May 22, 2020
Audience: Consumer, Health Professional, Pharmacy
May 22, 2020 — Acella Pharmaceuticals, LLC is voluntarily recalling a total of 13 lots of 30-mg, 60-mg and 90-mg NP Thyroid® (thyroid tablets, USP) to the consumer level. The products are being recalled because our testing has found these lots to be superpotent. The product may have up to 115.0% of the labeled amount of Liothyronine (T3).
Risk Statement: Patients being treated for hypothyroidism (underactive thyroid), who receive superpotent NP Thyroid, may experience signs and symptoms of hyperthyroidism (overactive thyroid) which include, but are not limited to, weight loss, heat intolerance, fatigue, muscle weakness, hypertension, chest pain, rapid heart rate, or heart rhythm disturbances. Pregnant women who take superpotent NP Thyroid may also experience negative maternal and fetal outcomes including miscarriage and/or impairment to fetal development. Patients should talk to their healthcare professional before they stop taking their NP Thyroid medicine. To date, Acella has received two reports of adverse events known to be related to this recall.

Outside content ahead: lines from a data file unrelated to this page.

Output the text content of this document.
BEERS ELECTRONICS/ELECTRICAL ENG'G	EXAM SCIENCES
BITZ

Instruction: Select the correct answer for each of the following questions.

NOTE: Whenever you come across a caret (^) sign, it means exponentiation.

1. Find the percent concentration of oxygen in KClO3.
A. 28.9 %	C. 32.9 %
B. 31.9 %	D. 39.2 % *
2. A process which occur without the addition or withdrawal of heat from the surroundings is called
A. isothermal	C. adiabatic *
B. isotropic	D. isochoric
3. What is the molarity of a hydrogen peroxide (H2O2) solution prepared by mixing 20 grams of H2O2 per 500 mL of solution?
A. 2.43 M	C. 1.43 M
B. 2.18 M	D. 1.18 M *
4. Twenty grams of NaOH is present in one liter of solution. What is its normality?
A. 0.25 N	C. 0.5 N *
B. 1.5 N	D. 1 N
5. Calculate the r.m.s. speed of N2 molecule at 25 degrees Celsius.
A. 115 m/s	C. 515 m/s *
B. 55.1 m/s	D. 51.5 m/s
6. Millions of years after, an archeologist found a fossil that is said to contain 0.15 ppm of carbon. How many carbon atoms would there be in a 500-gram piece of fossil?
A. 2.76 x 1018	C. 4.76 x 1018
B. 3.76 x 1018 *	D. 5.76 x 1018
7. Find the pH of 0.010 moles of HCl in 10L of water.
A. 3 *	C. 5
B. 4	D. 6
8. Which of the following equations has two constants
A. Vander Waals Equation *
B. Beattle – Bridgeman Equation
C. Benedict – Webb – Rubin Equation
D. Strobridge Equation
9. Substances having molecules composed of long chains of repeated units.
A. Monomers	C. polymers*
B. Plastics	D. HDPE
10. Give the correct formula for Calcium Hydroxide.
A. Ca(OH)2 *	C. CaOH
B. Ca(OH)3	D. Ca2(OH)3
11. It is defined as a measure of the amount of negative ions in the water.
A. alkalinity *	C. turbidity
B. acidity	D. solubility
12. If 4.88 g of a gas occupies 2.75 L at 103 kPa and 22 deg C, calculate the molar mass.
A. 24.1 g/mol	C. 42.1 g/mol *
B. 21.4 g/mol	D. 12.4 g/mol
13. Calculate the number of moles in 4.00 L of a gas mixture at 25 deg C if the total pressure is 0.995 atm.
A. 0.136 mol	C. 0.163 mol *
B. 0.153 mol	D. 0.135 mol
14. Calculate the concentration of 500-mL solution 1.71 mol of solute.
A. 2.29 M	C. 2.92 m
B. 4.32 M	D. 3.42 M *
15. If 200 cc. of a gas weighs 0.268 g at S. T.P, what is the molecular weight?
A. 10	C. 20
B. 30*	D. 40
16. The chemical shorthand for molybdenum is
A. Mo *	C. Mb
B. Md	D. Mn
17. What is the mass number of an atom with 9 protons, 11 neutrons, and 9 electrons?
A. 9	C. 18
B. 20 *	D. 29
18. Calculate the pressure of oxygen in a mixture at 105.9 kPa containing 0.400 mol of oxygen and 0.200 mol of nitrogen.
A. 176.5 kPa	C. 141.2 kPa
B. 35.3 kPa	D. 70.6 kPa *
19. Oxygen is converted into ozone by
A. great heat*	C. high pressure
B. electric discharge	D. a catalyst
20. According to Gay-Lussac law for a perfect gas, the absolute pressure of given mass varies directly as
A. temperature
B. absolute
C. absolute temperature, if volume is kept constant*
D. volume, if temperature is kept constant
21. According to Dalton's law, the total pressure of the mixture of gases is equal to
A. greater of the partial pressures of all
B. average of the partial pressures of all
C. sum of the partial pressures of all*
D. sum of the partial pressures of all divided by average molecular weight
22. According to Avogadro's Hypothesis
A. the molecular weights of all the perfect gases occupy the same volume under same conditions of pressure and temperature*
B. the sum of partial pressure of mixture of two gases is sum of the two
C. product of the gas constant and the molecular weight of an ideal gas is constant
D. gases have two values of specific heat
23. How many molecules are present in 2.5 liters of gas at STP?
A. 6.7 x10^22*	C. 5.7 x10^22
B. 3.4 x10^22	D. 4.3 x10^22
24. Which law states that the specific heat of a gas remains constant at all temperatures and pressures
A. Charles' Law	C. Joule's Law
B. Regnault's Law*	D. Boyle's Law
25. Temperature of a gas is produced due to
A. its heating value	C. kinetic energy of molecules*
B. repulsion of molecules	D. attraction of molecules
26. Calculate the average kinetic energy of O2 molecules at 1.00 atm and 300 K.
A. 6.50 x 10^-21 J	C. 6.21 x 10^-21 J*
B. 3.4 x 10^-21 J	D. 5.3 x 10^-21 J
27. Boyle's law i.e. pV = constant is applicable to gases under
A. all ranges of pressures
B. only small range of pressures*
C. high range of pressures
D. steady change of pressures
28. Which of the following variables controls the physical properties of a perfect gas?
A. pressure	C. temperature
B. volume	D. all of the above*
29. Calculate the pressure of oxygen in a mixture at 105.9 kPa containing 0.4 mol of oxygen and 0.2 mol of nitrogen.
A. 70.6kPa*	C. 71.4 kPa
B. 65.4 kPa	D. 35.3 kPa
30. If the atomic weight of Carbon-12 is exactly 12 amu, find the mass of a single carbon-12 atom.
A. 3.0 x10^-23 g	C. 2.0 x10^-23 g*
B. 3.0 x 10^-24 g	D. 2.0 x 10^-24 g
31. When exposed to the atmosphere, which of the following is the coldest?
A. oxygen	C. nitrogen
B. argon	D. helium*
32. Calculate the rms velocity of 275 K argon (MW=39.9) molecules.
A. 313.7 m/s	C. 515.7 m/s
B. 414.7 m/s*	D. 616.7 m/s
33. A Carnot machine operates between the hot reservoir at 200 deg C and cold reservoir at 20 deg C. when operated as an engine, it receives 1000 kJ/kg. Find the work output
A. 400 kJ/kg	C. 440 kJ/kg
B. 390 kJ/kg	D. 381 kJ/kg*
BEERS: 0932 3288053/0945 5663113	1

NP Thyroid (thyroid tablets, USP) is composed of levothyroxine and liothyronine, and used to treat hypothyroidism (underactive thyroid). The products subject to recall are packed in 100-count bottles. See product images.
To best identify the product, the NDC’s, Product Description, Lot Numbers and Expiration Dates are listed. These lots were distributed nationwide in the USA to Acella’s direct accounts.
|NP Thyroid 30 mg||42192-329-01||M329A19-1||20-Dec|
|NP Thyroid 60 mg||42192-330-01||M330J18-2A||20-Aug|
|NP Thyroid 90 mg||42192-331-01||M331G18-1||20-Jun|
Acella is proactively notifying its wholesalers by email and phone to discontinue distribution of the product being recalled and is arranging for return of all recalled products. Patients who are currently taking NP Thyroid from the lots being recalled should not discontinue use without contacting their healthcare provider for further guidance and/or a replacement prescription.
Consumers with questions about the recall can email Acella Pharmaceuticals at email@example.com or contact Acella Customer Service at 1-800-541-4802, Monday through Thursday from 9:00 am to 5:00 pm ET and Friday from 9:00 am to 12:30 pm ET. Consumers should contact their physician or healthcare provider if they have experienced any problems that may be related to taking or using this drug product.
Adverse reactions or quality problems experienced with the use of this product may be reported to the FDA’s MedWatch Adverse Event Reporting program either online, by regular mail or by fax.
- Complete and submit the report Online
- Regular Mail or Fax: Download form or call 1- 800-332-1088 to request a reporting form, then complete and return to the address on the pre-addressed form, or submit by fax to 1-800-FDA-0178
This recall is being conducted with the knowledge of the U.S. Food and Drug Administration.